Now, SNL is sharing a look at how the sketch went from read-thru to finally making it onto air, as well as a look at the makeup & effects regiment that Day had to undergo to perfect that perfect "Butt-Head" look:
"This makes me feel almost even worse and unprofessional. When I looked and saw Mikey [Day] in the dress rehearsal, I lost it. I was shocked. I'm thinking about it right now and laughing. I recovered and tried to tell myself in between dress and the live show, 'You can't laugh like that again,'" Gardner revealed to Vulture, adding that she thought she would be prepared for it not that the "shock" was gotten out of the way during dress rehearsal. "I was trying to imagine seeing him in my head, so I was prepared for it, but I just couldn't prepare for what I saw. I really tried. I even saw Mikey out of the corner of my eye seconds before I went live. I saw the red shorts. I knew I couldn't look over there again. Mikey even told me later that he was bending down and hiding himself so I wouldn't see him."
While she had a chance to preview some of what Day and the show's effects team had in store for the sketch, it wasn't until the sketch itself hit that Gardner got a better appreciation for Day's Butt-Head. "The dress rehearsal was when the prosthetics made their debut — the noses and the mouths. I didn't know about Mikey's exposed gums and teeth," she explained. But if there's one thing that SNL EP Lorne Michaels has had a love/hate relationship with over the past nearly 50 seasons is cast members breaking – arguing that it takes the viewers out of the reality of the sketch.
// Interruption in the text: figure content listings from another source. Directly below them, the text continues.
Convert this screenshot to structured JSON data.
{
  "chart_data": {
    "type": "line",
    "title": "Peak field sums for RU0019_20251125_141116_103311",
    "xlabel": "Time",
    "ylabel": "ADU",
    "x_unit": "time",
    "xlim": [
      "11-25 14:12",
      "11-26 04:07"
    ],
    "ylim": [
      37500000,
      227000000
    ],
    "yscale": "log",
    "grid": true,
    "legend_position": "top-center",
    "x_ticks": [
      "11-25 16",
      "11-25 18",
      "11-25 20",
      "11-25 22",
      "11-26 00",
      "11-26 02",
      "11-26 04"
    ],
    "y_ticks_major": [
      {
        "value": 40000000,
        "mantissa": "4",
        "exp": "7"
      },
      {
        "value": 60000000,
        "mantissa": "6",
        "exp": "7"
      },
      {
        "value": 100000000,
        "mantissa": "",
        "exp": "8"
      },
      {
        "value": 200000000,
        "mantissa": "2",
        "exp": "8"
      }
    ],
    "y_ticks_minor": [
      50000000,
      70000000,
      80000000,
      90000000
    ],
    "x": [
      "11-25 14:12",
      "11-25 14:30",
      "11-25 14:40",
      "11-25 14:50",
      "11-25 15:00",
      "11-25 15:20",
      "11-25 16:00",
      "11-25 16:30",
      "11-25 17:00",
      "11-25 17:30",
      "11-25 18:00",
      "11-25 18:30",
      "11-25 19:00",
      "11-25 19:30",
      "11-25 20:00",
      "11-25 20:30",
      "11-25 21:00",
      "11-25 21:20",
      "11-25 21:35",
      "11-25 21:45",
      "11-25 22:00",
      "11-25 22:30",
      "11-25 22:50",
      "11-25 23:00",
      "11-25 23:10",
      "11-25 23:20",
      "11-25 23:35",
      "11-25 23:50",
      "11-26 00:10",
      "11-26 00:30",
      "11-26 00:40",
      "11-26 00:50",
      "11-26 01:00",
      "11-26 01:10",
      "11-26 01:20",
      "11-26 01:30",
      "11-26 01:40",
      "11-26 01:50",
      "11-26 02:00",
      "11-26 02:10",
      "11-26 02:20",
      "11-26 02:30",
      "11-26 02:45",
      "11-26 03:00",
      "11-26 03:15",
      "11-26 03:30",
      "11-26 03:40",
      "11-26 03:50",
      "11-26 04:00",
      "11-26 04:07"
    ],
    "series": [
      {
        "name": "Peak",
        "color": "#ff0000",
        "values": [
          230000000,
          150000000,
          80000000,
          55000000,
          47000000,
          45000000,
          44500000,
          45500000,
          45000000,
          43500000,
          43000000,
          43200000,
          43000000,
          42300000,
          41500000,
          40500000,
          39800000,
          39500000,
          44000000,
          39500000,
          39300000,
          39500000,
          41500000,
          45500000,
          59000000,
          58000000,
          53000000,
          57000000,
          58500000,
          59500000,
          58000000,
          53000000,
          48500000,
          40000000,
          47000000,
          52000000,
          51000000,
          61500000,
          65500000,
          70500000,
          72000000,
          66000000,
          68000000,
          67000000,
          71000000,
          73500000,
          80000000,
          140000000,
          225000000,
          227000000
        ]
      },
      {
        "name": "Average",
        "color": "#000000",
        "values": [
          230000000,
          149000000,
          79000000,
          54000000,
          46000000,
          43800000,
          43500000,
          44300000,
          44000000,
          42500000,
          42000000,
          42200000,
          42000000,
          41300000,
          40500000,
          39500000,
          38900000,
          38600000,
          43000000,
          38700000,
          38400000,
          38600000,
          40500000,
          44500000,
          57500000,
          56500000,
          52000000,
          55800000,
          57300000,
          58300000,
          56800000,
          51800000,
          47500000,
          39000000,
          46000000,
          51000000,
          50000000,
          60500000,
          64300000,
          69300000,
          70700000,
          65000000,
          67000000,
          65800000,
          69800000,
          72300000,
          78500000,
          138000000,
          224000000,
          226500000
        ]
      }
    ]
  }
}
While she appreciated the reaction from the audience, Gardner admits that she "left the stage a little bit in shock" when the sketch ended – worried that she hadn't done right by the sketch and others in the sketch. "It's really hard for me to give myself any sort of credit because I didn't do the job. I hope, for those guys and their portrayals of Beavis and Butt-Head, that it helped how shocked I was by how funny they were," she explained. "And I hope it helps people think of the sketch. I'll never be able to shake looking over my shoulder and seeing what I saw. That's really special."